David Hayter replaces Jack Armstrong as Sean Barker, the host of the Guyver. For a film debut, Hayter is not exactly a bad actor and brings a sense of emotion when he tries to discover the origins of the very unit he has merged with. This is just in addition of doing what the Guyver does best. Hayter would go on to become a well-known voice actor and screenwriter whose credits include X-Men, The Scorpion King, and even directed the underrated werewolf film Wolves.

Kathy Christopherson’s Cori is somewhat of a meshing of damsel-in-distress and a strong woman. While the character of Mizky Segawa appears in the film, it is relegated to more of a cameo and played by a different actress who thinks Sean is becoming delusional. The interaction between Sean and Mizky in this flashback becomes the catalyst for Sean’s quest. Bruno Giannotta plays the character of Crane as a very dangerous person whose look here and mannerisms has a reminiscence of veteran villain actor Michael Ironside. Christopher Michael proves himself to be a worthy ally as Atkins, an undercover agent who not only learns Sean’s secret identity but is willing to help him upon learning said secret as he has “tracked” the Guyver’s activity.

While the cast is mostly made up of newcomers so the acting isn’t exactly on an Oscar-type level, the real star of the film is the action. Knowing that the lackluster action helped make the original 1991 film somewhat of a mixed bag, Wang employed the services of the Alpha Stunts team to handle this film’s action scenes. The costumes in the film look lighter than its predecessor, this allowing more flexibility when it comes to executing martial arts action. Koichi Sakamoto truly adds a sci-fi element with the use of wirework, but the fight scenes here are simply stunning. Kudos goes to Stone Age Warriors actor Anthony Houk and Sakamoto themselves as they play the Guyver suit actors and perform some fantastic stunts with Sakamoto and fellow Alpha Stunts team founder Tatsuro Koike in the suit of Zoanoid Crane, who does the unthinkable, all leading to a fantastic fight-filled climax.

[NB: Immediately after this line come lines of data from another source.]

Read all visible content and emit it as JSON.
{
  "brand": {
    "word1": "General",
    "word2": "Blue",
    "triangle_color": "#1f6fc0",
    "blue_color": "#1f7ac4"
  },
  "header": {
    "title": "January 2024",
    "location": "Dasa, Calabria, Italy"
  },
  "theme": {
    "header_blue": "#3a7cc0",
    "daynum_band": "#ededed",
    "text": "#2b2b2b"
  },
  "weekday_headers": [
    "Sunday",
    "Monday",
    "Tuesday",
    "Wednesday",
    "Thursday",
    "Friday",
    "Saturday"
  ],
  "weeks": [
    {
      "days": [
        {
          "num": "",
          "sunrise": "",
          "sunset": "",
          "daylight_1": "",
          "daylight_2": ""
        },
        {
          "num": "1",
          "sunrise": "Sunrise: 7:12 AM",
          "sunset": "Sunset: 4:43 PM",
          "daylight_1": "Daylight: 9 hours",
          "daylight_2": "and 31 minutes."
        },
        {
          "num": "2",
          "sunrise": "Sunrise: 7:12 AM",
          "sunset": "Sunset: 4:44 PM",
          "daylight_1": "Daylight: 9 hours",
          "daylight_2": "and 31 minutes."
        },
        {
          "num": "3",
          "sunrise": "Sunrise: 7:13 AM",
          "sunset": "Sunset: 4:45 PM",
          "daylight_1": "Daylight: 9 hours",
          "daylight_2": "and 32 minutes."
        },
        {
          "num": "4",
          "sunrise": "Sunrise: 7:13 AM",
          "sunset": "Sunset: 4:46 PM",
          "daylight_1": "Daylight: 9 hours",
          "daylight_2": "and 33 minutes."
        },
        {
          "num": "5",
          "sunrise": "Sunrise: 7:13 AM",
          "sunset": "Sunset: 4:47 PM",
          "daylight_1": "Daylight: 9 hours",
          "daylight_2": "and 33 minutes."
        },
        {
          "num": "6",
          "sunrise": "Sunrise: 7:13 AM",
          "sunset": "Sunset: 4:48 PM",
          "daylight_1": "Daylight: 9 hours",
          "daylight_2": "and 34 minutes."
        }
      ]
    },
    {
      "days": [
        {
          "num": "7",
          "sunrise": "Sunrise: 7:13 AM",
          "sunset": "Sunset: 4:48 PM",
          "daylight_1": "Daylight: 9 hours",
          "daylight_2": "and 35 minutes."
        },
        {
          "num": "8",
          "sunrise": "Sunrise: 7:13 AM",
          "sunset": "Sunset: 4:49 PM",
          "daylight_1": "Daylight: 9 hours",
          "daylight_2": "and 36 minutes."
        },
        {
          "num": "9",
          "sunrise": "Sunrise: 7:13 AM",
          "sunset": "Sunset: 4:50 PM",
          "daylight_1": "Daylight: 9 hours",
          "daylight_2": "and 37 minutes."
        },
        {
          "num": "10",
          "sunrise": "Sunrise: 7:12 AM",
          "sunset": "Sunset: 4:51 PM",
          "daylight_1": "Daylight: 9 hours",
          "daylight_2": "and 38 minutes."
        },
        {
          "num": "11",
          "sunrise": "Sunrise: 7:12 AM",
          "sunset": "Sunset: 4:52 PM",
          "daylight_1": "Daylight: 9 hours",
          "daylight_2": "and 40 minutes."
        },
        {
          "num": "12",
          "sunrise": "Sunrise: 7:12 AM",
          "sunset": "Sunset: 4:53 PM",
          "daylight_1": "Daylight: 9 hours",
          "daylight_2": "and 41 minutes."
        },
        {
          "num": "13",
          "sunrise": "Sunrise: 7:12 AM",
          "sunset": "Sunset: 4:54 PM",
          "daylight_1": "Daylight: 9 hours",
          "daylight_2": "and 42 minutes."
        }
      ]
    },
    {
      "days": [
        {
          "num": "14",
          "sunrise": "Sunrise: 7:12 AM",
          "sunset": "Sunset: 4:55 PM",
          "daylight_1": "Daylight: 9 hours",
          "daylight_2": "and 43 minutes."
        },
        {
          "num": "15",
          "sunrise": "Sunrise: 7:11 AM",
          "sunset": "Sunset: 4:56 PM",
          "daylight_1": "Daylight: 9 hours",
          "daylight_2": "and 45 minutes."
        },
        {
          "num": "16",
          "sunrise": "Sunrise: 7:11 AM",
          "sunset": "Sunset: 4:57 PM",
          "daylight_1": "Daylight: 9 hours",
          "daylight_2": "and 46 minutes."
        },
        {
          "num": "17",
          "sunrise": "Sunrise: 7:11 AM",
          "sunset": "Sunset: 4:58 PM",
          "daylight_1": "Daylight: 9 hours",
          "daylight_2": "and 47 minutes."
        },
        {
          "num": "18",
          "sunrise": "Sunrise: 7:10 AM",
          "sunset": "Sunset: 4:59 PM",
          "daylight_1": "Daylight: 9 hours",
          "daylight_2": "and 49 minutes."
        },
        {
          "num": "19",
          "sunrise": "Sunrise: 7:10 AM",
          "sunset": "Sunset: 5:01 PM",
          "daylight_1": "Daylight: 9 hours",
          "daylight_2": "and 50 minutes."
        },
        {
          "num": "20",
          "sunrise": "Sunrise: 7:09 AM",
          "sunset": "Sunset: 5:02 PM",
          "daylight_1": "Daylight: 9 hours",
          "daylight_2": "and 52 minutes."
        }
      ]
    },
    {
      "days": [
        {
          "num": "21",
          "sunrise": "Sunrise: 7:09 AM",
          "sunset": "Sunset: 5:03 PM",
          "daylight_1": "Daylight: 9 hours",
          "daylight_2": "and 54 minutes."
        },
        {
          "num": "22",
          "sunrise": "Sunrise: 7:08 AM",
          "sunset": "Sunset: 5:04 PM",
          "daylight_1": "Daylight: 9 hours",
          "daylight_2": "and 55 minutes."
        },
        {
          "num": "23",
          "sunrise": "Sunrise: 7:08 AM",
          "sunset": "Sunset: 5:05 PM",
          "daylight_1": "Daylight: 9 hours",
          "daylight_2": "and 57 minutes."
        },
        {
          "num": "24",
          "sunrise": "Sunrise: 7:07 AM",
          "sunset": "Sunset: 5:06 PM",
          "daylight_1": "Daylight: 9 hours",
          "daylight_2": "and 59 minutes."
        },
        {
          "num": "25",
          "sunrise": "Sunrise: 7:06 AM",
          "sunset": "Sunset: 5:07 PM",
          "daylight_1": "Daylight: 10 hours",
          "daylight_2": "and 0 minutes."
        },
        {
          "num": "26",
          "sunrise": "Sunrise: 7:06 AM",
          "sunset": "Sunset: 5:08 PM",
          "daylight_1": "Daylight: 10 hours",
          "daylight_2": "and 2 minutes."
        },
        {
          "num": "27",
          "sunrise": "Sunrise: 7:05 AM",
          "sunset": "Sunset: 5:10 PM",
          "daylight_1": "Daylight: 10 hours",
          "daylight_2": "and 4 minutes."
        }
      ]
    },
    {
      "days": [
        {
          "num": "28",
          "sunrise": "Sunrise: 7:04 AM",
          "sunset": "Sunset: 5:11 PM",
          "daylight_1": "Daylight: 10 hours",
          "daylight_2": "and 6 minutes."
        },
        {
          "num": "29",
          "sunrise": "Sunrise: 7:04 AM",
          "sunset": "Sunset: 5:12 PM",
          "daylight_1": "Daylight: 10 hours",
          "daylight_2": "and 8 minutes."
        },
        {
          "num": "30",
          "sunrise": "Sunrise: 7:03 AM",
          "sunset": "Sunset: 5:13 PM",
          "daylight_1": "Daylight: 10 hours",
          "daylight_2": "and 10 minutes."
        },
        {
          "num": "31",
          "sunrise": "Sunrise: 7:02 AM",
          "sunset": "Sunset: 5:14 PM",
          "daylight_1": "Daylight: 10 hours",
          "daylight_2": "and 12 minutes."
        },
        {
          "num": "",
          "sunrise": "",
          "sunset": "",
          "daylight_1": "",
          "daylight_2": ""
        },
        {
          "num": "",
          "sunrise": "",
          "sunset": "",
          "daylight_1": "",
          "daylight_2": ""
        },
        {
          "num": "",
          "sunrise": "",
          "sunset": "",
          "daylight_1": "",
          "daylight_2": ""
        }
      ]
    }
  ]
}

Guyver 2: Dark Hero is one of those sequel that truly outdoes the original film. The SFX are still great and even amps up some gore-like effects but the martial arts action is breathtaking. If you had reservations about the original film, then you will want to see this sequel for a heck of a ride.


New Line Cinema presents a Biomorphs Inc. production. Director: Steve Wang. Producer: Steve Wang. Writer: Nathan Long; based on the original characters created by Yoshiki Takaya. Cinematography: Michael G. Wojciechowski. Editing: Russ Kingston and Steve Wang.

Cast: David Hayter, Kathy Christopherson, Bruno Giannotta, Christopher Michael, Stuart Weiss, Billi Lee, Jim O’Donoghoe, J.D. Smith, Alisa Merline, Wes Deitrick, Veronica Reed, Stephen Oprychal.